Estaba dirigiéndose por el pasillo a la parte trasera de la casa, cuando por la puerta abierta de la cocina salió Paula Chaves y se plantó frente a él.
–Señor Alfonso, tengo que hablar con usted.
Estaba seria, muy seria. Pedro frunció el ceño, irritado. Aquello era lo último que quería. Lo que él quería era salir de la casa y acabar de recorrer la propiedad.
–¿Sobre qué? –le espetó con fría corrección.
–Se trata de algo muy importante.
Retrocedió, indicándole que entrara con ella para que pudieran hablar en privado. Impaciente, Pedro atravesó el umbral de la puerta y aprovechó para pasear la mirada por la amplia cocina. Tenía armarios de madera antiguos, una mesa larga también de madera, suelo de losetas de piedra, y una vieja cocina de gas que ocupaba toda una pared. Era muy acogedora, y daba sensación de hogar. Parecía que allí, por suerte, tampoco había tocado la mano del interiorista. Se giró hacia Paula Chaves, que tenía las manos apoyadas en el respaldo de una silla. Se la veía muy tensa. ¿De qué se trataba todo aquello?, se preguntó Pedro.
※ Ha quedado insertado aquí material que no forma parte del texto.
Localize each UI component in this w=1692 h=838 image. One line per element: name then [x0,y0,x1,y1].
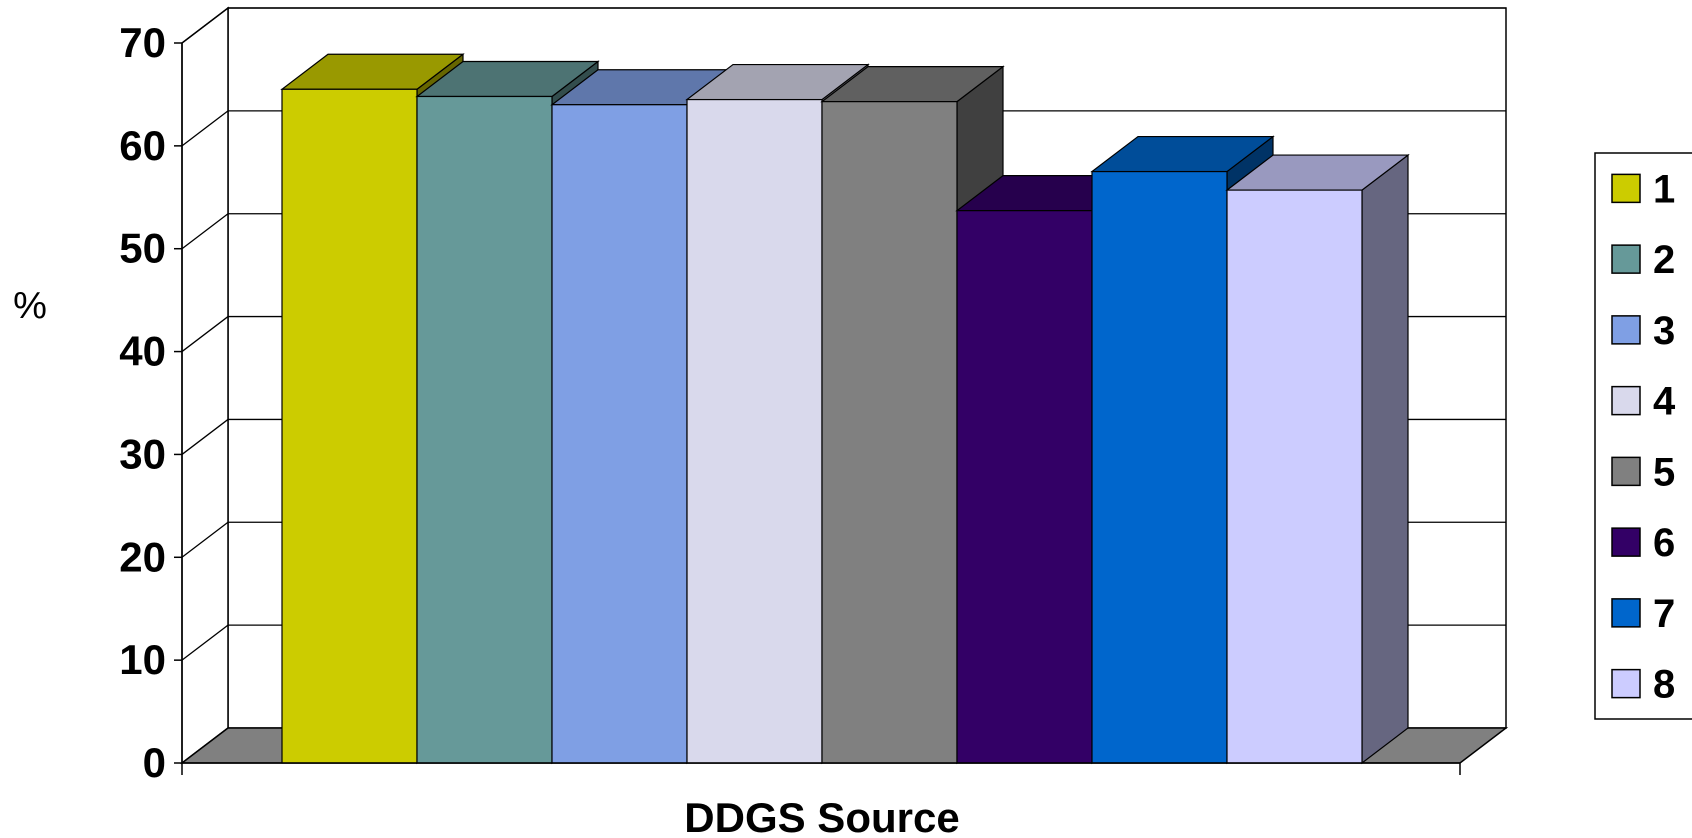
y-tick-label: 10 [119,636,166,683]
y-tick-label: 50 [119,225,166,272]
bar-front [551,104,688,764]
axes [174,42,1461,775]
legend-label-5: 5 [1653,450,1675,494]
legend-swatch-1 [1611,173,1641,204]
y-tick-label: 70 [119,19,166,66]
legend-box [1594,152,1692,720]
bar-8 [1225,153,1410,765]
legend-label-2: 2 [1653,238,1675,282]
bar-front [281,88,418,764]
gridline [181,110,1506,147]
y-tick-label: 0 [143,739,166,786]
legend-label-3: 3 [1653,309,1675,353]
legend-swatch-8 [1611,668,1641,699]
bar-front [416,95,553,764]
y-tick-labels: 0 10 20 30 40 50 60 70 [119,19,166,786]
legend-swatch-3 [1611,315,1641,345]
legend-label-6: 6 [1653,521,1675,565]
gridline [181,7,1506,44]
y-tick-label: 20 [119,533,166,580]
legend-swatch-6 [1611,527,1641,557]
legend-label-4: 4 [1653,380,1676,424]
bar-front [821,101,958,764]
x-axis-label: DDGS Source [684,794,959,838]
side-wall [181,6,229,765]
legend-swatch-4 [1611,385,1641,416]
y-tick-label: 30 [119,430,166,477]
y-axis-label: % [13,285,47,327]
legend-label-7: 7 [1653,592,1675,636]
legend-swatch-7 [1611,598,1641,628]
legend-label-8: 8 [1653,663,1675,707]
legend-label-1: 1 [1653,167,1675,211]
legend: 1 2 3 4 5 6 7 8 [1594,152,1692,720]
y-tick-label: 60 [119,122,166,169]
bar-side [1361,153,1409,765]
bar-front [1091,170,1228,764]
legend-swatch-2 [1611,244,1641,274]
bars [280,53,1410,765]
legend-swatch-5 [1611,456,1641,487]
y-tick-label: 40 [119,328,166,375]
bar-front [686,98,823,764]
bar-front [956,210,1093,764]
bar-front [1226,189,1363,764]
–Hay algo que debe saber –le dijo.
Lo había soltado de sopetón, y Pedro se dió cuenta de que parecía nerviosa, y muy agitada.
–¿Y qué es? –la instó para que prosiguiese.
La vió inspirar temblorosa. Se había puesto pálida, pálida como una sábana.
–Señor Alfonso, esto no es fácil para mí, y lo lamento mucho, pero ha hecho el viaje en vano. Da igual lo que mi madrastra le haya hecho creer: Haughton no está en venta. ¡Y nunca lo estará!
Pedro Alfonso se quedó mirándola.
–¿Qué tal si me explica a qué se refiere con eso? –le dijo en un tono apaciguador.
Paula tragó saliva y se obligó a hablar, a decirle lo que tenía que decir.
–Soy propietaria de una tercera parte de Haughton y no quiero vender.
El corazón le martilleaba con fuerza en el pecho; se lo había dicho. Sin embargo, por su expresión, parecía que Pedro Alfonso no se lo había tomado demasiado bien. Tenía la mandíbula apretada y el ceño fruncido. Paula se estremeció. Hasta ese momento se había estado comportando como un invitado cortés y dispuesto, pero de pronto se había transformado: El Pedro Alfonso que tenía ante ella ahora era el hombre de negocios que no aceptaba un no por respuesta, y que acababa de oír algo que no quería oír.
–¿Por qué no? –quiso saber él, con sus ojos fijos en ella.
Paula volvió a tragar saliva.
–¿Qué importancia tiene eso?
–Quizá lo que espere es que les ofrezca más dinero –apuntó él, enarcando una ceja.
Paula apretó los labios.
–No quiero vender, y no lo haré.
Él se quedó mirándola en silencio con los ojos entornados, como escrutándola.
–Me imagino que se dará cuenta –le dijo–, de que, siendo como es copropietaria, si las otras dos partes quieren vender, tienen el derecho legal a forzar la venta.
Paula palideció, y sus manos apretaron con tal fuerza el respaldo de la silla que se le pusieron blancos los nudillos.
–Eso llevaría meses –le espetó–; alargaría la disputa tanto como me fuera posible. Ningún comprador querría esa clase de costosos retrasos.
Los ojos de Pedro Alfonso seguían fijos en ella, implacables. Y entonces, de pronto, su expresión cambió.
–Bueno, sea como sea, señorita Chaves, tengo intención de ver el resto de la propiedad, ya que estoy aquí.